Cisco Talos argues standard ransomware-era incident response playbooks are structurally inadequate against state-sponsored threat actors with different objectives, persistence, and escalation thresholds.
Microsoft Incident Response uncovered an attack that moved laterally exclusively through legitimate administrative mechanisms and trusted third-party access, leaving no custom malware or exploit artifacts.
Trump rejected Iran's latest ceasefire counterproposal, declaring the truce 'on massive life support' as of May 12, 2026. Breakdown raises immediate escalation risk in the Strait of Hormuz amid active US-Israeli military operations against Iranian forces.
After US-Israeli strikes destroyed most of Iran's conventional naval fleet, Iran deployed swarms of small 'mosquito' vessels that are now disrupting all Strait of Hormuz transit corridors. The asymmetric pivot demonstrates Iran can threaten 20% of global oil flow with degraded conventional forces.
CISA and G7 partners published joint guidance defining minimum elements for AI software bills of materials to increase supply chain transparency. Codifies an international baseline for AI component accountability as nation-state actors increasingly target opaque AI pipelines.
Radiant Security is promoting an AI-driven SOC platform to address uninvestigated high-risk alerts across WAF, DLP, OT/IoT, and supply chain categories. This is a vendor advertisement, not an intelligence item.
President Trump traveled to Beijing in dealmaking mode, deprioritizing hawkish China policy in favor of economic negotiation. The pivot risks softening U.S. leverage on technology transfer controls and cyber-related sanctions at a moment of peak strategic competition.
Attackers breached Škoda Auto's e-commerce platform and exfiltrated personal data from an undisclosed number of customers. A Volkswagen subsidiary breach signals continued targeting of major automotive brands' digital storefronts.
Foxconn suffered another ransomware attack, with attackers claiming theft of confidential files tied to Apple and Nvidia. Repeated breaches at the world's largest contract manufacturer expose structural vulnerability at the core of global tech supply chains.
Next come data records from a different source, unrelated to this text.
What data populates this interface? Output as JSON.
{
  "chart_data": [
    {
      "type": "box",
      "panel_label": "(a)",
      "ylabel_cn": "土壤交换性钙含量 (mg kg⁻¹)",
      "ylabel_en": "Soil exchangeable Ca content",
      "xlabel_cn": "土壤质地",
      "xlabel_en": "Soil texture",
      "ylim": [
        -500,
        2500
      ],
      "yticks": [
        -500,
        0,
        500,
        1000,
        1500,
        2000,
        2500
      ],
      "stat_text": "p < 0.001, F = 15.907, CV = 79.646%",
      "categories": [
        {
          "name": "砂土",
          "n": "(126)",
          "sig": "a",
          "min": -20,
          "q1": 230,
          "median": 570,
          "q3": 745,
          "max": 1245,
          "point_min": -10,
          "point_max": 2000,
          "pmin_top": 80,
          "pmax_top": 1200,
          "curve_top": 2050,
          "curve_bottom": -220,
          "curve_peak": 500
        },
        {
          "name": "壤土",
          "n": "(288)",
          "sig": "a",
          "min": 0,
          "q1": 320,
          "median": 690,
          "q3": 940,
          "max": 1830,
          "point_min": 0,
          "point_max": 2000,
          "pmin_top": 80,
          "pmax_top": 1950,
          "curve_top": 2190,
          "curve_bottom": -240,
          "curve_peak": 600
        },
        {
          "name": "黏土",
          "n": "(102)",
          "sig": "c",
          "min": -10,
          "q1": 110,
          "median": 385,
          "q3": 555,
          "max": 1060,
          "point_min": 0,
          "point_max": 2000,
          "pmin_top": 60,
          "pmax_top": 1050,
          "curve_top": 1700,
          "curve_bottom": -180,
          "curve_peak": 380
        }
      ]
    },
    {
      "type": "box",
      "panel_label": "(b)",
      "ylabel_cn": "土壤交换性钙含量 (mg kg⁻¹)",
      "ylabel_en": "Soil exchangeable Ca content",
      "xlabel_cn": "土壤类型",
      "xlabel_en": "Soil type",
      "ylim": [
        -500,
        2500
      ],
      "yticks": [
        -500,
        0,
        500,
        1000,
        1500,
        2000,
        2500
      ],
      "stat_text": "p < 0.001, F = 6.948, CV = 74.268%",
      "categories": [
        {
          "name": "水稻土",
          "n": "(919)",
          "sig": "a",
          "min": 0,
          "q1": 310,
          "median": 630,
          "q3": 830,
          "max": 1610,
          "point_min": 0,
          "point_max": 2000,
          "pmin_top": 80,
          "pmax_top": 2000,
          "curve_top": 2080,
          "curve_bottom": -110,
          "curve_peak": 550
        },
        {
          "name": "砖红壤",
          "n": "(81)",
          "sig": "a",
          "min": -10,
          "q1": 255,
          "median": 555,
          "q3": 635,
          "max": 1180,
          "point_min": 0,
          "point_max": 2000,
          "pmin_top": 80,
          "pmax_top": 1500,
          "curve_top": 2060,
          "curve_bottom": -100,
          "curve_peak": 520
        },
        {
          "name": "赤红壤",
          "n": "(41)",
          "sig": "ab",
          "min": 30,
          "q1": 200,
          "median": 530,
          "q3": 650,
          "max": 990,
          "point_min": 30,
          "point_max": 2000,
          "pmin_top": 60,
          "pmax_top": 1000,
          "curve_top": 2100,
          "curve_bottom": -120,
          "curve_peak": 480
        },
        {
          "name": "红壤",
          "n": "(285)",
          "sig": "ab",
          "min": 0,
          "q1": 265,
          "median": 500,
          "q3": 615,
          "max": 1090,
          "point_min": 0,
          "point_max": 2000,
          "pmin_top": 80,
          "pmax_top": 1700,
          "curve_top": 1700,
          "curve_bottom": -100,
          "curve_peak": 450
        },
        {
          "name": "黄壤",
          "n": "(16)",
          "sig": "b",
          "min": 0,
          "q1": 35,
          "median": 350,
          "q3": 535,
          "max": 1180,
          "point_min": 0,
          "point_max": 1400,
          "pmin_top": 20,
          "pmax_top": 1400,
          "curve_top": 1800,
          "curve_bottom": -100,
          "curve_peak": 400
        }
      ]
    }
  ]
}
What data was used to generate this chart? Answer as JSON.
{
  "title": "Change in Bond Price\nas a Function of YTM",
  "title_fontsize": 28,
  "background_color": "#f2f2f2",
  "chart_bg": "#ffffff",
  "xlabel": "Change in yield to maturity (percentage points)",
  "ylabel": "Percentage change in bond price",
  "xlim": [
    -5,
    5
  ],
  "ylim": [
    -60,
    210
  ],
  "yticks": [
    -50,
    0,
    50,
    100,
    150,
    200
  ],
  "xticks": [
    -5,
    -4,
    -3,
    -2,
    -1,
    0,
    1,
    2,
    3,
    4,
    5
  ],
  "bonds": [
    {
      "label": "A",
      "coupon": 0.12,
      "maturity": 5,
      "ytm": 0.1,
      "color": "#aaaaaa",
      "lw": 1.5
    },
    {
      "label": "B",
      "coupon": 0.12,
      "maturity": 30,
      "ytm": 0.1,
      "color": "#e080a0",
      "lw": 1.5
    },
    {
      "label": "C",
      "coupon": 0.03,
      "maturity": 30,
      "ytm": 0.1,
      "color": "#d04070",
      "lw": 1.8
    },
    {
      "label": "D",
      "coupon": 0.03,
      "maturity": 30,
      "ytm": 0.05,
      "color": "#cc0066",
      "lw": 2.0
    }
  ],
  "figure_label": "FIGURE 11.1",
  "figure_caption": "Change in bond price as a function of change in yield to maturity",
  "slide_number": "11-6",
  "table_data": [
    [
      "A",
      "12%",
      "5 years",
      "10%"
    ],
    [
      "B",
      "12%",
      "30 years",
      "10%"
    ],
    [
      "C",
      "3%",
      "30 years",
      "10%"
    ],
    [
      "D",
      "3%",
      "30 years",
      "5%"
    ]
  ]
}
A ransomware group claims it stole confidential Apple and Nvidia documents from Foxconn; affected factories are back online. The breach marks the second major ransomware incident against Foxconn and raises fresh concerns about IP security at critical manufacturing nodes.
Attackers exploited a GitHub Actions misconfiguration to compromise the TanStack open-source project in a supply chain attack; CISA is separately advising critical infrastructure operators to architect for offline resilience.
A stack buffer overflow in the cryptographic message syntax handling of ABB AC500 V3 PM5xxx versions 3.9.0 and 3.9.0_HF1 allows crash, DoS, or remote code execution; a patch is available. Unpatched industrial PLCs in critical manufacturing environments represent direct operational technology compromise risk.
CVE-2025-2595, CVE-2025-41659, and CVE-2025-41691 in ABB AC500 V3 PLCs enable user management bypass, certificate and key exfiltration, and denial-of-service. Credential material exposure on industrial controllers can facilitate persistent OT network access well beyond initial compromise.
ABB Automation Builder versions below 2.9.0 expose the Windows gateway remotely by default, allowing unauthenticated attackers to enumerate connected PLCs; user management misconfiguration removes the remaining access barrier.
A CVSS 7.8 vulnerability in Fuji Electric Tellus 5.0.2 lets attackers escalate from user to SYSTEM, enabling DoS, file access, and deletion in critical manufacturing environments. SYSTEM-level access on HMI software provides adversaries direct visibility into and control over connected industrial processes.
CVE-2026-35504, CVE-2026-26289, CVE-2026-33570, and CVE-2026-35555 affect Subnet Solutions PowerSYSTEM Center 2020 and 2024, enabling authenticated attackers to expose sensitive data or execute CRLF injection.
Multiple vulnerabilities in ABB's WebPro SNMP card PowerValue allow local network attackers to gain unauthorized access, exhaust resources via DoS, or exploit insufficient session expiration. ABB is urging immediate patching; unmitigated flaws in UPS management hardware threaten data center and industrial uptime.
Theori disclosed a local privilege escalation in the Linux kernel on April 29, 2026, abusing AF_ALG sockets and splice() to write into arbitrary page cache with a working PoC; it runs unmodified on Ubuntu, RHEL, Debian, SUSE, Amazon Linux, and Fedora.
Apple, Google, Microsoft, Mozilla, and Oracle patched near-record security bug volumes in May 2026, with AI models credited for accelerating vulnerability discovery. The trend signals a structural shift in patch cadence that defenders must match or face widening exposure windows.
Microsoft's May 2026 Patch Tuesday addressed 137 vulnerabilities including 13 critical, with AI models driving the elevated discovery rate. The volume sets a new operational tempo for enterprise patch teams already stretched by accelerating release cycles.